What’s in that Cajun sauce? The mystery remains
Despite the heavy inflation we’ve seen over the last few years, ordering the turkey in 2023 does not cost much more than the $59.99 it did back in 2013. (The spreads have, however, gone up in price.)
During the decade that passed, KFC has also stayed largely mum around what exactly makes up the “Cajun” part of it beyond it being on the spicier side.

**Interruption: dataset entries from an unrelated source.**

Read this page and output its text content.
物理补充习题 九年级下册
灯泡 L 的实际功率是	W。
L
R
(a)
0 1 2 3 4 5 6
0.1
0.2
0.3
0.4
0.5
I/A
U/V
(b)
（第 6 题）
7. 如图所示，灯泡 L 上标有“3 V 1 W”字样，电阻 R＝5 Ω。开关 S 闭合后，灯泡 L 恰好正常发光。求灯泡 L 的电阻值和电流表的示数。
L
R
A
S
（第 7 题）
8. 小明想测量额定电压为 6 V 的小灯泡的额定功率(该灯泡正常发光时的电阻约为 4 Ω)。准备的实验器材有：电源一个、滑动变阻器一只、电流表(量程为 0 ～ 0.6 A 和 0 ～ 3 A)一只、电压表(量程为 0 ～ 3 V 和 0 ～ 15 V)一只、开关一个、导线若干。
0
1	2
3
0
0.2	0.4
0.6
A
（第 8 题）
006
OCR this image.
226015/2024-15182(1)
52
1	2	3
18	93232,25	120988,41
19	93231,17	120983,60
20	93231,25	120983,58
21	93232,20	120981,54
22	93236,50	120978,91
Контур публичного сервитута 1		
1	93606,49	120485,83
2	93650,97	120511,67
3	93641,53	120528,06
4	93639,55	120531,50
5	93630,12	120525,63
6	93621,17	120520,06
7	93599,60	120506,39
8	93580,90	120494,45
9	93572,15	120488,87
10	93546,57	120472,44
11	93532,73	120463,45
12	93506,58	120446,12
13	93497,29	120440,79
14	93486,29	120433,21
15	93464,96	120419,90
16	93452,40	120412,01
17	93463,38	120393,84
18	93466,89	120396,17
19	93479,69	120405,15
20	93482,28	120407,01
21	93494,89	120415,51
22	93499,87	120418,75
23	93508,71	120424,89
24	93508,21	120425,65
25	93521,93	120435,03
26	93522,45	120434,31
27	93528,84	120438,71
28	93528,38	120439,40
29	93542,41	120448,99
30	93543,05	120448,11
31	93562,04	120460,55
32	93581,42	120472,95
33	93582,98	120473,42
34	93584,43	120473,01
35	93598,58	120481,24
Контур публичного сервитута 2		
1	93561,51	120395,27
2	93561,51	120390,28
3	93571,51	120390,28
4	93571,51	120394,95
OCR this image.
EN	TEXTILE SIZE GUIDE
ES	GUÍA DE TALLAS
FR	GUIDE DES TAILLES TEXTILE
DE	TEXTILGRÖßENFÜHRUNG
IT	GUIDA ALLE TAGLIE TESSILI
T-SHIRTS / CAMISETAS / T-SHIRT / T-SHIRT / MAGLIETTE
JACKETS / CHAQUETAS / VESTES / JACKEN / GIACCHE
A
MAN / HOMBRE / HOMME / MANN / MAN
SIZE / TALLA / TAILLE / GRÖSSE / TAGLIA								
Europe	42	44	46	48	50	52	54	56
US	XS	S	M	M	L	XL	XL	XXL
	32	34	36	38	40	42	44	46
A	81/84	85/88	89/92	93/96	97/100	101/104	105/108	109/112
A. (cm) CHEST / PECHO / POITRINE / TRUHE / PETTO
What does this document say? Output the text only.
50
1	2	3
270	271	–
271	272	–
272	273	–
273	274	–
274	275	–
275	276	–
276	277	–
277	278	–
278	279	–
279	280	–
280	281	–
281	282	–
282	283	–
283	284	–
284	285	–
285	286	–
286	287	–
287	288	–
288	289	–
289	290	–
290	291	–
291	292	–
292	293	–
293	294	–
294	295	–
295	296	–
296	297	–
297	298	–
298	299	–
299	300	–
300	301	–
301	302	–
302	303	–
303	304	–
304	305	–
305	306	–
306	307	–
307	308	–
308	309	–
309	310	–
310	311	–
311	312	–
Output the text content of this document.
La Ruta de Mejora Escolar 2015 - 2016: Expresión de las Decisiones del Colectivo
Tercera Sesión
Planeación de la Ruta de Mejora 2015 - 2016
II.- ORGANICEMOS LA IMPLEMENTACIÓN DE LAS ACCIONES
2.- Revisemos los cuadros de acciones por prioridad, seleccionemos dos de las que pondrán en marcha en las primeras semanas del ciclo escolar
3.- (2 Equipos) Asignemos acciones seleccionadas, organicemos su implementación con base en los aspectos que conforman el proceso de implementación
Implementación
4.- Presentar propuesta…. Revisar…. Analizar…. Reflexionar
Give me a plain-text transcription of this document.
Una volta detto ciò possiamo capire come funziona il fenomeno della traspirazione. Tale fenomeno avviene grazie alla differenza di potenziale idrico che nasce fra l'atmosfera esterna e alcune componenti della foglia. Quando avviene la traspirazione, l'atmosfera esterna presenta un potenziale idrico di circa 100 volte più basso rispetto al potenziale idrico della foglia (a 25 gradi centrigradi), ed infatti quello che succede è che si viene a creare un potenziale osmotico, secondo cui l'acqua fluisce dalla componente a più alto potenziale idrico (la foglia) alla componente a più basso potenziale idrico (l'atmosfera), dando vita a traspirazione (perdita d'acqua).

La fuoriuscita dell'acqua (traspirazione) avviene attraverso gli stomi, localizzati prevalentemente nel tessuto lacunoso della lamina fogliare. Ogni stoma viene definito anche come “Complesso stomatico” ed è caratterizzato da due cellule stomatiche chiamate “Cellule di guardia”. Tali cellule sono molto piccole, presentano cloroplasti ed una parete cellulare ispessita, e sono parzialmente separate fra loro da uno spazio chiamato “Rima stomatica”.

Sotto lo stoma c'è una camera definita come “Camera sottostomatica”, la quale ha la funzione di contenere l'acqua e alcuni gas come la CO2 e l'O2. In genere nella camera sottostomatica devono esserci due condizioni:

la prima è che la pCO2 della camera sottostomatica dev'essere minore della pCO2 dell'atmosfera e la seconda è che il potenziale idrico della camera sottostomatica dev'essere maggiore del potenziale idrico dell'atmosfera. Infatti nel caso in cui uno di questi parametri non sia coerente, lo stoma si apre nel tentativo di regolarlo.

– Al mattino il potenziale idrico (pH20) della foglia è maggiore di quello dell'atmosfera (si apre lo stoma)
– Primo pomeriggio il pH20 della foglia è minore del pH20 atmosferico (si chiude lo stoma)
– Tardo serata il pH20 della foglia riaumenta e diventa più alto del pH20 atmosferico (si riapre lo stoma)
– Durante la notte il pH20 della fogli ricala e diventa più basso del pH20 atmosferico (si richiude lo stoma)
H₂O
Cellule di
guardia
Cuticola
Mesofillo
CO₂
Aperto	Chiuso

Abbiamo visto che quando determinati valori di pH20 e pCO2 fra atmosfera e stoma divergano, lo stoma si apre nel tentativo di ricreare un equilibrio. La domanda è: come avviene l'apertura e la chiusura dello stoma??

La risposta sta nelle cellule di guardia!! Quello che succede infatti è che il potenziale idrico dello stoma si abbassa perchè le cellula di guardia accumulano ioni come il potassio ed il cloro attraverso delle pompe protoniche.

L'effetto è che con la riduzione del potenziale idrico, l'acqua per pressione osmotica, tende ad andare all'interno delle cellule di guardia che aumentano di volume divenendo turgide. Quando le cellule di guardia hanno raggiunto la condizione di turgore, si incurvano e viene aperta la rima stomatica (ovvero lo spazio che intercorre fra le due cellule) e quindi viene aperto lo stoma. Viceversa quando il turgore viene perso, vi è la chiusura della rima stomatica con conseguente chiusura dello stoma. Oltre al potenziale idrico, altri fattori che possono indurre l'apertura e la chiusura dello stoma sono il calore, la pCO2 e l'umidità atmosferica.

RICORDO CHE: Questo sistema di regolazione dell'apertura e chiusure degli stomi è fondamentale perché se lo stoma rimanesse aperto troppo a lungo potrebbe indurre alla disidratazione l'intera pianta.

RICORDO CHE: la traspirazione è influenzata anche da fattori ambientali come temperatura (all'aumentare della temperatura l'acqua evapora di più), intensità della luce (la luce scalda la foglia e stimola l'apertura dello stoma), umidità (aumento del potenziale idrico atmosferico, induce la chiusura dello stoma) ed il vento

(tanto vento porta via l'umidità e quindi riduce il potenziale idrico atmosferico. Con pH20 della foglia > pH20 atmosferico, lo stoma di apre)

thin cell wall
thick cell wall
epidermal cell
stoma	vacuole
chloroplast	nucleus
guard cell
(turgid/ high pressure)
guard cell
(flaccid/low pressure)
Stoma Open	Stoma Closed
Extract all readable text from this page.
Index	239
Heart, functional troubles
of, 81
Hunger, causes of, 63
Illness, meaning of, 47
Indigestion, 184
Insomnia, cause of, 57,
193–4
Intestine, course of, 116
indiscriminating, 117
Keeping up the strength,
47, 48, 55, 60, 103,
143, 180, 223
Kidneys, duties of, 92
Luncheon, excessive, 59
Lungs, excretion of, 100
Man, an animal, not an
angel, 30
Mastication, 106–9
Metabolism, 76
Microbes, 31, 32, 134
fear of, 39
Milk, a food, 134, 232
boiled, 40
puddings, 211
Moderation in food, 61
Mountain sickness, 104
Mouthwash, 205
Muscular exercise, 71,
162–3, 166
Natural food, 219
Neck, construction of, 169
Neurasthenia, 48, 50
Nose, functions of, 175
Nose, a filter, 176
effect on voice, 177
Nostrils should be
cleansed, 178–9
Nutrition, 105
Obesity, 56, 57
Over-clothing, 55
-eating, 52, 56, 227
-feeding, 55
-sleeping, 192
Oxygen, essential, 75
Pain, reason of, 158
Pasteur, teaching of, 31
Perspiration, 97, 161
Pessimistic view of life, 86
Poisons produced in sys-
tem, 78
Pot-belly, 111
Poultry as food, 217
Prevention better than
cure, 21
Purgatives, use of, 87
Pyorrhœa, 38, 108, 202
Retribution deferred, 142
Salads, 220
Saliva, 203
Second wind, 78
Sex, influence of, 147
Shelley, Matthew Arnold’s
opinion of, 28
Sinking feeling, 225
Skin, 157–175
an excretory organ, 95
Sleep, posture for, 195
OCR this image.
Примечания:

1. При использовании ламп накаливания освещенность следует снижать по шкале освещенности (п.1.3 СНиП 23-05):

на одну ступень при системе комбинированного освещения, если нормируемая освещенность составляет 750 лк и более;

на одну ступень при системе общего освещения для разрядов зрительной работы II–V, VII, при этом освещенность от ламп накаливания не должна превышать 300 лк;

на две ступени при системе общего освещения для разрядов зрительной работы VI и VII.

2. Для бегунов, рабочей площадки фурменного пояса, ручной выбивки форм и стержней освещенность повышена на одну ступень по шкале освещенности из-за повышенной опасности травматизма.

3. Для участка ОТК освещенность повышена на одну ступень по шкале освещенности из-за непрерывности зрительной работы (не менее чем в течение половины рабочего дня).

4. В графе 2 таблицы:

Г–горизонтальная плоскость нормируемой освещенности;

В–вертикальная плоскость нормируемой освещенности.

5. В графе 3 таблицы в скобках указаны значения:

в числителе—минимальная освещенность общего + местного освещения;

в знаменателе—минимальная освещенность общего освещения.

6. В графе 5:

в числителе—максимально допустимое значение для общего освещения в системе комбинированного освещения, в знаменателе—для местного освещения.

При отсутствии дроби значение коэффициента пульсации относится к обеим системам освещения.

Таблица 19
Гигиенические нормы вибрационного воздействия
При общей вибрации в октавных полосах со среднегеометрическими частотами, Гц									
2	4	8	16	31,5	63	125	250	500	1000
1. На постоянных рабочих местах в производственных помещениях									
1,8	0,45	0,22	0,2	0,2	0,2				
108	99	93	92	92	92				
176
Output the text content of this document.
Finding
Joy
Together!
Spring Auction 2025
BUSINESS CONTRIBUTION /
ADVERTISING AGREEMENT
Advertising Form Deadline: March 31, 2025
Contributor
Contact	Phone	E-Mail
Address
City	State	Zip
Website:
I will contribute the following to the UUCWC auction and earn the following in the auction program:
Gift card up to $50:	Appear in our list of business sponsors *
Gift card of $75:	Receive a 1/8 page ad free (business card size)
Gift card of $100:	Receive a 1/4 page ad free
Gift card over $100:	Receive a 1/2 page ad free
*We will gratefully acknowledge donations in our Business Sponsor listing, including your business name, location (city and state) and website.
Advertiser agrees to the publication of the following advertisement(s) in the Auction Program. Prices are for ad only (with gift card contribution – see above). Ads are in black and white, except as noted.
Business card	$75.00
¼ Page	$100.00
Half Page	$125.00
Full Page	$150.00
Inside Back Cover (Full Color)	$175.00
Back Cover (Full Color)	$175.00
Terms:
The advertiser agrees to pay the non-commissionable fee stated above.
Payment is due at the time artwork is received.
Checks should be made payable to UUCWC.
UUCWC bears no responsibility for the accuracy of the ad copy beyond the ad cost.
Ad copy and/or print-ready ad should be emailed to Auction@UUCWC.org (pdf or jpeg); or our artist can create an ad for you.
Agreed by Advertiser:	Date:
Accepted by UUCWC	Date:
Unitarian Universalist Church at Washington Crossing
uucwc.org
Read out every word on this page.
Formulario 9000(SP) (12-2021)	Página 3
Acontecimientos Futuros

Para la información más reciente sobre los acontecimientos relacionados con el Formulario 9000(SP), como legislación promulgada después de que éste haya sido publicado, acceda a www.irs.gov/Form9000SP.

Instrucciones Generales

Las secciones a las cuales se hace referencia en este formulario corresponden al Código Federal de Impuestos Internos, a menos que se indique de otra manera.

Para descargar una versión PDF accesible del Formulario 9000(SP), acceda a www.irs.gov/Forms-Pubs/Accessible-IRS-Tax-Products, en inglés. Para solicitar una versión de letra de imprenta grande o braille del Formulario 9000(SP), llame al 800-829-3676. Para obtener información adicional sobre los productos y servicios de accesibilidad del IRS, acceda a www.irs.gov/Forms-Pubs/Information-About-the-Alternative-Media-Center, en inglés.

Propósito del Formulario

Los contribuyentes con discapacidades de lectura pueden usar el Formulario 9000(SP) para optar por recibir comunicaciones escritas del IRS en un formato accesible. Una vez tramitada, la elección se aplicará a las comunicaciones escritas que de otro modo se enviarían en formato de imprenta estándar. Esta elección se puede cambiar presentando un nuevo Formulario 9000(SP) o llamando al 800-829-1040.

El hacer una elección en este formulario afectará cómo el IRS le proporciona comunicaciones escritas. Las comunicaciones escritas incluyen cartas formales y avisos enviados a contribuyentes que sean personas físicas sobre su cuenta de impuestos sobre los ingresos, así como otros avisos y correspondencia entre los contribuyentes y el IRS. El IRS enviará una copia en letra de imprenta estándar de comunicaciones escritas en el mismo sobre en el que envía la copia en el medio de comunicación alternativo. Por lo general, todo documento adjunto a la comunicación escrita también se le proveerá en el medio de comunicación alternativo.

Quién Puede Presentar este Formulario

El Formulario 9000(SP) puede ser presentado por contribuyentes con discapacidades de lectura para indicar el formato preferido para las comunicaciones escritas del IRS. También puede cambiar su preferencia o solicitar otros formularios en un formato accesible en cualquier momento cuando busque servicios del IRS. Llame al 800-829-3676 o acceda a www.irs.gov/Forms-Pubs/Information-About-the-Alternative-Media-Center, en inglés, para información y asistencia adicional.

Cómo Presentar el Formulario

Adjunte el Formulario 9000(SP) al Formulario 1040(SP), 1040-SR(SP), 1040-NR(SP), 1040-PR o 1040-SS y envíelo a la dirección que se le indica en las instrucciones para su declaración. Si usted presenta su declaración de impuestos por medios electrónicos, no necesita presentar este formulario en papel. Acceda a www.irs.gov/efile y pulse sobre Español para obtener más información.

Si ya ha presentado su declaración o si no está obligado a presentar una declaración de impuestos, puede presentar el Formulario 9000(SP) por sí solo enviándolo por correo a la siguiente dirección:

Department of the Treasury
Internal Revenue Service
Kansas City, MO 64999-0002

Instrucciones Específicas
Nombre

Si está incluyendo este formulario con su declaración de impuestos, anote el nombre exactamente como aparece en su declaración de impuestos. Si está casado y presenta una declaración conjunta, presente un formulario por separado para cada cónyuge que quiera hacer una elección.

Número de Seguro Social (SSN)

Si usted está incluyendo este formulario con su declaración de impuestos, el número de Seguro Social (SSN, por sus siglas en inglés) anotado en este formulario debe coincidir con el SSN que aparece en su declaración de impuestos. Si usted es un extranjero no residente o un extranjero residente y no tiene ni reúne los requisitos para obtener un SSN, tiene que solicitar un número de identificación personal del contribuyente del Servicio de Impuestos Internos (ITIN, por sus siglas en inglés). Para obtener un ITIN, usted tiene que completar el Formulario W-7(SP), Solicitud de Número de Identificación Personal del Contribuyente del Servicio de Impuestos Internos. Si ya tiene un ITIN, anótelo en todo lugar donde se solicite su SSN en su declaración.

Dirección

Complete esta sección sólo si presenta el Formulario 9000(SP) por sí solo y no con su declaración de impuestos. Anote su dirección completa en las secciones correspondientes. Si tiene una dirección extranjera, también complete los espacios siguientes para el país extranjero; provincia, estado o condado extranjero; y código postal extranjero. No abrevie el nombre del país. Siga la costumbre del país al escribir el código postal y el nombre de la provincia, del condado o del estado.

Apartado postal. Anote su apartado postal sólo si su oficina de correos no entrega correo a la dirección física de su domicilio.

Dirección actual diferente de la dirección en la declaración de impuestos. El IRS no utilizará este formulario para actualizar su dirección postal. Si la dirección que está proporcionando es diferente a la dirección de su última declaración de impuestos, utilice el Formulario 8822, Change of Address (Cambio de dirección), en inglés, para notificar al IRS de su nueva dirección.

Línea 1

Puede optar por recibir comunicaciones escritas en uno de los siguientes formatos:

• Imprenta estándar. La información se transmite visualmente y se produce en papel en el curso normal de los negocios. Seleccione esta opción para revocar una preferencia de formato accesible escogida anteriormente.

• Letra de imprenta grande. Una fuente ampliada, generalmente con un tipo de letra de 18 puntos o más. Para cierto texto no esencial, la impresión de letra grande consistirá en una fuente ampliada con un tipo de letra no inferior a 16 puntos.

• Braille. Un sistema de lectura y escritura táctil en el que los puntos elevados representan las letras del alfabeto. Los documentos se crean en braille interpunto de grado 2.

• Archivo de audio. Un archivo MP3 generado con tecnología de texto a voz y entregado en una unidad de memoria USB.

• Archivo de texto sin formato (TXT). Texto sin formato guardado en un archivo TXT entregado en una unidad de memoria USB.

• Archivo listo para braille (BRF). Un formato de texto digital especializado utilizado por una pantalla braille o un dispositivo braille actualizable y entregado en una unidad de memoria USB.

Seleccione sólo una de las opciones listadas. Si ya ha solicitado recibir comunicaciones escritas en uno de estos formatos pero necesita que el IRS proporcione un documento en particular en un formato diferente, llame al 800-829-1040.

“Cajun, however, is hard to pin down; it's difficult to burn a fried turkey,” writers for SF Weekly wrote when the Deep Fried Cajun Turkey first came out in 2013. “The contents of the ‘Cajun sauce,’ while not guarded with the fervor of the Colonel's 11 secret herbs and spices, are not known to even 20-year KFC personnel we spoke with. In the end, the best Cajun qualifier we could elicit is ‘it's got a little kick to it.’”
One of the managers at a KFC store that served the bird also told SF Weekly that the reason it ran out so fast was because they were too large to keep in large quantities at a single store.
“Have you seen my store?” Douglas Speigel told the news outlet. “We're narrow. That's why I only ordered 24.”